NEW YORK — Textile and apparel sourcing executives are entering uncertain times when it comes to predicting the impact of U.S. trade policy, a situation that is likely to persist until a new administration takes office next year.
This story first appeared in the May 6, 2008 issue of WWD. Subscribe Today.
Matt Priest, deputy assistant secretary for textiles and apparel at the Commerce Department and chairman of the interagency Committee for the Implementation of Textile Agreements, addressed the state of the country’s trade policy during a presentation at the Fashion Institute of Technology here on Thursday. Priest also sought to convey the situation sourcing executives will face as trade provisions with countries such as China and Vietnam come to an end.
“It comes as no surprise that the administration has been aggressive on opening up markets and lowering trade barriers around the world,” said Priest.
The Bush administration has been particularly aggressive in implementing bilateral free trade agreements. Priest noted the U.S. has free trade agreements with 14 nations. Out of those, 11 have been implemented since 2002. Agreements with Oman and Peru are pending and Congress has yet to vote on pacts with Colombia, Panama and South Korea. The Colombian agreement has already faced significant challenges from Democrats in the House, who last month successfully stalled bringing the agreement to a vote potentially until after the presidential election in November.
“It’s our view that Colombia deserves a vote as soon as possible in the U.S. Congress,” said Priest.
The nature of our trade relationship with China will also change at the end of the year. Priest said the apparel industry should prepare to cope with a China that is finally free from quotas. A bilateral agreement implemented in November 2005 that placed safeguard quotas on China will expire at the end of the year. Priest said there is no manner in which the U.S. could introduce new quotas.
“Ultimately, the industry will move into the normal trade remedy world that all other industries have faced throughout the years,” he said.
The government monitoring program of Vietnamese apparel imports will also cease at the end of the current administration.
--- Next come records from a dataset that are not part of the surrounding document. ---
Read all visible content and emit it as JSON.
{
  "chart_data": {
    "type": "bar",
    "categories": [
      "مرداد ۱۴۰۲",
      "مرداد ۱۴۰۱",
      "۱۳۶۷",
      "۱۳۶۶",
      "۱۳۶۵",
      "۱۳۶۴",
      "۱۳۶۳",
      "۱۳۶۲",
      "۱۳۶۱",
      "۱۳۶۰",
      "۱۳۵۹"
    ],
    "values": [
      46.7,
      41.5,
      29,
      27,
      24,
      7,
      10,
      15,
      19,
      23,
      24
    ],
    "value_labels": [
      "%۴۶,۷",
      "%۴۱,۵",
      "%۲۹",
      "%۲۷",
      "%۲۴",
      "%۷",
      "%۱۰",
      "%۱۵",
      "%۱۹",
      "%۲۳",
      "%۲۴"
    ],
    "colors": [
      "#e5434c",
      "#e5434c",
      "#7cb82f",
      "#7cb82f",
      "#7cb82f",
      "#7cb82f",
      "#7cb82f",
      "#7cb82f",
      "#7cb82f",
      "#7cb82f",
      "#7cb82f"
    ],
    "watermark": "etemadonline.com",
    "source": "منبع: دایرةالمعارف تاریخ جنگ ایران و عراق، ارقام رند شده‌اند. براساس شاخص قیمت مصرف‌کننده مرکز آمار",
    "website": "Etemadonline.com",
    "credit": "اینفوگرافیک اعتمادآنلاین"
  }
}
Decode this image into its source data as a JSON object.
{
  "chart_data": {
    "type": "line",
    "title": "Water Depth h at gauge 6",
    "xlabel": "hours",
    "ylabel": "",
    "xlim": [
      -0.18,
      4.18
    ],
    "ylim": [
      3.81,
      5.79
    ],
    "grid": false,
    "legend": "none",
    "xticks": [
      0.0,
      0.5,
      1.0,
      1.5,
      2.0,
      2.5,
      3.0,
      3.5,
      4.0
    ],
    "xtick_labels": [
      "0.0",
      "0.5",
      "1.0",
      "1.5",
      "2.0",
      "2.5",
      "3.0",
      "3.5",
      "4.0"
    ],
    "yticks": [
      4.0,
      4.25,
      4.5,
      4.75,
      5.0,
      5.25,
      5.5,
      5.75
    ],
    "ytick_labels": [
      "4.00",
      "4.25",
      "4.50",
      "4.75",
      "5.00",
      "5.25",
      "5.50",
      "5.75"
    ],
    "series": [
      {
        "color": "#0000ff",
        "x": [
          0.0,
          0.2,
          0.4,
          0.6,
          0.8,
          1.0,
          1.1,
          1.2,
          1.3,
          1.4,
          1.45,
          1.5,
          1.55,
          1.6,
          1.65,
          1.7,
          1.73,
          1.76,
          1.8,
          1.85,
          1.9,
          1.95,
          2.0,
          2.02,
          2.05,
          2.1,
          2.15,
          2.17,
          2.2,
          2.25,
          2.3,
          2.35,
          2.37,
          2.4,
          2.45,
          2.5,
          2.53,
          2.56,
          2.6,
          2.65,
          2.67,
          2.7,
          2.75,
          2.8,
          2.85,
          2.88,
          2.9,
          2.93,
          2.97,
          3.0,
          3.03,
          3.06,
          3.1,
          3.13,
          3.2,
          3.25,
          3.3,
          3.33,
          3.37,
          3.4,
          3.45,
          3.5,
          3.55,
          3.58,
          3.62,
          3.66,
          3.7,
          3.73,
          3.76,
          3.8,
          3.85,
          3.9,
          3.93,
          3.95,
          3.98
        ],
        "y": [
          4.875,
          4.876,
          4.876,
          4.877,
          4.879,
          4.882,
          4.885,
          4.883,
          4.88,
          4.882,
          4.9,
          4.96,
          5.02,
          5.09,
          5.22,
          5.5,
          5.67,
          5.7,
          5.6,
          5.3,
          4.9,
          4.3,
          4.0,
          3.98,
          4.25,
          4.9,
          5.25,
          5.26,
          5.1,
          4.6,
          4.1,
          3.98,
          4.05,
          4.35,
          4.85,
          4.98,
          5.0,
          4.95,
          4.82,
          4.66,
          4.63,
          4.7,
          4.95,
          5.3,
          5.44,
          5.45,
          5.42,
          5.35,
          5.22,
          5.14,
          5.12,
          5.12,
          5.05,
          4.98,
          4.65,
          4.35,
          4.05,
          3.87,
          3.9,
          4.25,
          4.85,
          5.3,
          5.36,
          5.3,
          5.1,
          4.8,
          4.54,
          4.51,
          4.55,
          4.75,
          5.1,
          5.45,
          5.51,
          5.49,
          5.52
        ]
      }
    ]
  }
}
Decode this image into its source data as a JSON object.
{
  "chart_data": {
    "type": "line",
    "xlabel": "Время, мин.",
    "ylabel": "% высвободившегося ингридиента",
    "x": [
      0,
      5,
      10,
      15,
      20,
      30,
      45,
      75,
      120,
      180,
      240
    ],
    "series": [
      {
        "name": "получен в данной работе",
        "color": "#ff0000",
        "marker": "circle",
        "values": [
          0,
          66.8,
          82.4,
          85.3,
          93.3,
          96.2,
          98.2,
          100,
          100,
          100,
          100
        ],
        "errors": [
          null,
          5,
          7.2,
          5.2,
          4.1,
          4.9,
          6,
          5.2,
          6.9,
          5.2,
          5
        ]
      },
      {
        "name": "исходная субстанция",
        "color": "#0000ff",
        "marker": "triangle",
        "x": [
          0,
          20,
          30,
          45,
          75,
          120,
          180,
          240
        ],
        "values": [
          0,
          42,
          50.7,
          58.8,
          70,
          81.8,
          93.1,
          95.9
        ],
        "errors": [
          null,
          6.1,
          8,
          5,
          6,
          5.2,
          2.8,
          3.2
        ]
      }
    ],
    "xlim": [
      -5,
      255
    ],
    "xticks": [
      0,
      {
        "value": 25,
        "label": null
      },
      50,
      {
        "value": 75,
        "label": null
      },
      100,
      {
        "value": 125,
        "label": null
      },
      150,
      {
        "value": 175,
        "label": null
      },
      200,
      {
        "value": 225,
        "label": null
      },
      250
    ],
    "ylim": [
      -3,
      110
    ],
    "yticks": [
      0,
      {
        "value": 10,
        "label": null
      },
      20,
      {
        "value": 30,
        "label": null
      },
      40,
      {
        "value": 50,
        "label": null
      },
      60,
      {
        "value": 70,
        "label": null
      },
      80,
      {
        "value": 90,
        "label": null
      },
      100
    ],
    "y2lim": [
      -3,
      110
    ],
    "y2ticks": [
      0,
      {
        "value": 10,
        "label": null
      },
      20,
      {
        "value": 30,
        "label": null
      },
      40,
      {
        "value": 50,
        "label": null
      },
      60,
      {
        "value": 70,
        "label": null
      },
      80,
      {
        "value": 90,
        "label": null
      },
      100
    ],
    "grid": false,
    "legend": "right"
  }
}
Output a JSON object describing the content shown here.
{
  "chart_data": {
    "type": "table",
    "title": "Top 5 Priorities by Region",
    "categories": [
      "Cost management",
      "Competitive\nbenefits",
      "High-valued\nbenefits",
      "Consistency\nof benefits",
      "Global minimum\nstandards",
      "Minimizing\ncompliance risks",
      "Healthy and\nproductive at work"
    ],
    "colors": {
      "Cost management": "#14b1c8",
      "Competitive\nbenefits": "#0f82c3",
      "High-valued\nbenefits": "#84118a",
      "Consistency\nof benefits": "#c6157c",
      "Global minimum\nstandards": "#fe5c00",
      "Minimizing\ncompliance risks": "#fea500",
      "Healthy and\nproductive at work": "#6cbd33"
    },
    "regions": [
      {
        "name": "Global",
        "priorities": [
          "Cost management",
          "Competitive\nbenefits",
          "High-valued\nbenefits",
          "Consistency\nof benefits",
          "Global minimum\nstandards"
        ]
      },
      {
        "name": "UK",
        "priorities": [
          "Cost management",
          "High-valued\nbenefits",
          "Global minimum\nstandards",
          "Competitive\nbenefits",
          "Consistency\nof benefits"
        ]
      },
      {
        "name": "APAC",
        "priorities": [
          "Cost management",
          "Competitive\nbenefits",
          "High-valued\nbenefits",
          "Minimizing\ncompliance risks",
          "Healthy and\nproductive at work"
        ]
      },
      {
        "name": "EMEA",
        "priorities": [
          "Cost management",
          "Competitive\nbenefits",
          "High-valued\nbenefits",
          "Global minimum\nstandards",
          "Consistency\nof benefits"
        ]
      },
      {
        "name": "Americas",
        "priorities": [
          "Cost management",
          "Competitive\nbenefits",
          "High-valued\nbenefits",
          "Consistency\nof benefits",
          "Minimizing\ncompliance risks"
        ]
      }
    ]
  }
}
The first review of six months of data revealed no evidence of dumping, or placing goods in a country below market value or the price of manufacturing. Priest’s office is wrapping up its second review and he expects to have results within the next few weeks.
While no evidence of dumping has been seen, Priest said there has been significant growth in the product areas that fell under the monitoring program. Textile and apparel imports from Vietnam grew 34.2 percent overall in 2007, and growth in the five product categories that were monitored exceeded 40 percent.
Priest said there is evidence that sourcing in places like South and Central America could become more viable as Asian countries deal with mounting macroeconomic issues such as high energy prices and rising labor costs.
“We are seeing some substantial growth in exports in the hemisphere,” said Priest.
Lowering trade barriers with countries in the Western Hemisphere, he said, would be key to being more competitive with Asia.
“I think there’s some thought that as there are increased pressures in Asia, there may be some movement back to the Western Hemisphere, so I think it’s a positive thing for U.S. exports,” he said.